Stochastic Approximation with Random Step Sizes and Urn Models with Random Replacement Matrices Having Finite Mean
Ujan Gangopadhyay, Krishanu Maulik

TL;DR
This paper develops a new stochastic approximation framework with random step sizes and drifts, and applies it to urn models with random replacement matrices, relaxing many traditional assumptions.
Contribution
It introduces a novel stochastic approximation result with random step sizes and drifts, and applies it to analyze urn models with minimal assumptions on replacement matrices.
Findings
Proved convergence of urn model vectors in $L^1$ and probability.
Established stochastic approximation results with only finite first moments.

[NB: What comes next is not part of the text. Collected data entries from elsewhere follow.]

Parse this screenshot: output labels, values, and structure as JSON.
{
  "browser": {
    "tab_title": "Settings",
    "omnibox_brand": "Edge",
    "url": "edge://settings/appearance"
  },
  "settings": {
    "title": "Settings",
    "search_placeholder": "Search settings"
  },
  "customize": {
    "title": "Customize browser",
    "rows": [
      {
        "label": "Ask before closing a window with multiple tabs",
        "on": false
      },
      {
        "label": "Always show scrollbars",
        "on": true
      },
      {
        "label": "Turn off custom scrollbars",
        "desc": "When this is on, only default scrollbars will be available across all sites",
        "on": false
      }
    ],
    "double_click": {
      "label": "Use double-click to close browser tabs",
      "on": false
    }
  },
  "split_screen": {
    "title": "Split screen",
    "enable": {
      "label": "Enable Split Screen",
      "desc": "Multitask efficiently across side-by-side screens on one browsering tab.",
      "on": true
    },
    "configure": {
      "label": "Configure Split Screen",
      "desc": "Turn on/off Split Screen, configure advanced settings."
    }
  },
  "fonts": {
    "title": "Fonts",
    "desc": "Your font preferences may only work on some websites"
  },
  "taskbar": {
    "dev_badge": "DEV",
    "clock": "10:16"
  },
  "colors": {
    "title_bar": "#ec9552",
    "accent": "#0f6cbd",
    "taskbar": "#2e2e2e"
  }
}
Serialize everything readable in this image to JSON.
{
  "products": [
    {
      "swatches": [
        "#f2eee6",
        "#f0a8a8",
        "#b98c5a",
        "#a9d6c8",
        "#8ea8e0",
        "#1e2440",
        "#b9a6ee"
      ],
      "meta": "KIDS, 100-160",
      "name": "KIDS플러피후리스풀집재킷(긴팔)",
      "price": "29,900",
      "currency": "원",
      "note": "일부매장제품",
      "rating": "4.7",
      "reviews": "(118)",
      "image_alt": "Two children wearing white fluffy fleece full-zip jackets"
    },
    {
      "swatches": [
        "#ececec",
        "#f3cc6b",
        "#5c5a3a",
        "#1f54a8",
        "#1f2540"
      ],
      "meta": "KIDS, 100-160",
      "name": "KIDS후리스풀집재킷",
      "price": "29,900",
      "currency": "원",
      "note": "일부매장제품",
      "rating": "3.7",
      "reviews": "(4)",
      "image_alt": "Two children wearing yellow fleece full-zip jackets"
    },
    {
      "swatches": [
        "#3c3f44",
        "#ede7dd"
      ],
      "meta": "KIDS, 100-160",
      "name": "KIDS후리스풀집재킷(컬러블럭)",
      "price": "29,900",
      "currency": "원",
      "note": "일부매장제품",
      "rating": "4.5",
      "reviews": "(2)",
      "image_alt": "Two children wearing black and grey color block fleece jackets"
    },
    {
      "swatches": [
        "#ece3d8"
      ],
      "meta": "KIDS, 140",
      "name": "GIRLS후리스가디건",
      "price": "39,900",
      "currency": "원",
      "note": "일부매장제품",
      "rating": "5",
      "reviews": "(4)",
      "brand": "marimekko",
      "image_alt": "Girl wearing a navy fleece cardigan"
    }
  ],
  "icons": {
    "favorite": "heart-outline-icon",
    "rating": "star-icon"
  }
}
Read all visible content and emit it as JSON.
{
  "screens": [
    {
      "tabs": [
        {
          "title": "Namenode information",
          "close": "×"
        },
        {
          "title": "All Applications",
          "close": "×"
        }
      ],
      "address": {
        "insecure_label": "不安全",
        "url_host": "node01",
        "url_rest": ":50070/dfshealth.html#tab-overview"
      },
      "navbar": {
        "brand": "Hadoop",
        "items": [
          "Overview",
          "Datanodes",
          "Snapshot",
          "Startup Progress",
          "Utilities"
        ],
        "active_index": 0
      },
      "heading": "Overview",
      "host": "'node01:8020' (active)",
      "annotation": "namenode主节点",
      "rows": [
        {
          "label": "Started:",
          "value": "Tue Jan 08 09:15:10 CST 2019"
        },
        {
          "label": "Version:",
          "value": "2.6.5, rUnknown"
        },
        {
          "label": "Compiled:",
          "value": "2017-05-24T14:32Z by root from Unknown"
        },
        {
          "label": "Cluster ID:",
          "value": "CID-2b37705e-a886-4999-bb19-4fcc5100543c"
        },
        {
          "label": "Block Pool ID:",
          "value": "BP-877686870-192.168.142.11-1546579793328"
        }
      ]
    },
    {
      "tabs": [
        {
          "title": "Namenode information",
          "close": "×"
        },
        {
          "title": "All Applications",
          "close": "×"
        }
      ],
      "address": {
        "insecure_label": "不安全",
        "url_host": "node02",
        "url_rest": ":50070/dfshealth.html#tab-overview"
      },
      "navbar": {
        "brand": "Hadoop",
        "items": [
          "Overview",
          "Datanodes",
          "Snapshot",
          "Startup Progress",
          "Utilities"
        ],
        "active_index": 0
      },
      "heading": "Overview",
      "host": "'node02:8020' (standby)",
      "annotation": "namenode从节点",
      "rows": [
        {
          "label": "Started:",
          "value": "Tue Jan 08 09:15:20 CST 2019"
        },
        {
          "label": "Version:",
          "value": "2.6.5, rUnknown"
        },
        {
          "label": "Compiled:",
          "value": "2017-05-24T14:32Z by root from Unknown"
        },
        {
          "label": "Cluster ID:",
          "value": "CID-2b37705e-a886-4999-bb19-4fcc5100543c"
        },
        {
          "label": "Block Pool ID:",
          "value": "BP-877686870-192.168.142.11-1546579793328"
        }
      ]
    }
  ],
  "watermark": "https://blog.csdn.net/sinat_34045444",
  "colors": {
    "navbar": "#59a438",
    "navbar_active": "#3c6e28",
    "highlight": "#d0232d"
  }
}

Analyzed Lotka-Volterra type differential equations directly.
Abstract
Stochastic approximation algorithm is a useful technique which has been exploited successfully in probability theory and statistics for a long time. The step sizes used in stochastic approximation are generally taken to be deterministic and same is true for the drift. However, the specific application of urn models with random replacement matrices motivates us to consider stochastic approximation in a setup where both the step sizes and the drift are random, but the sequence is uniformly bounded. The problem becomes interesting when the negligibility conditions on the errors hold only in probability. We first prove a result on stochastic approximation in this setup, which is new in the literature. Then, as an application, we study urn models with random replacement matrices. In the urn model, the replacement matrices need neither be independent, nor identically distributed. We assume…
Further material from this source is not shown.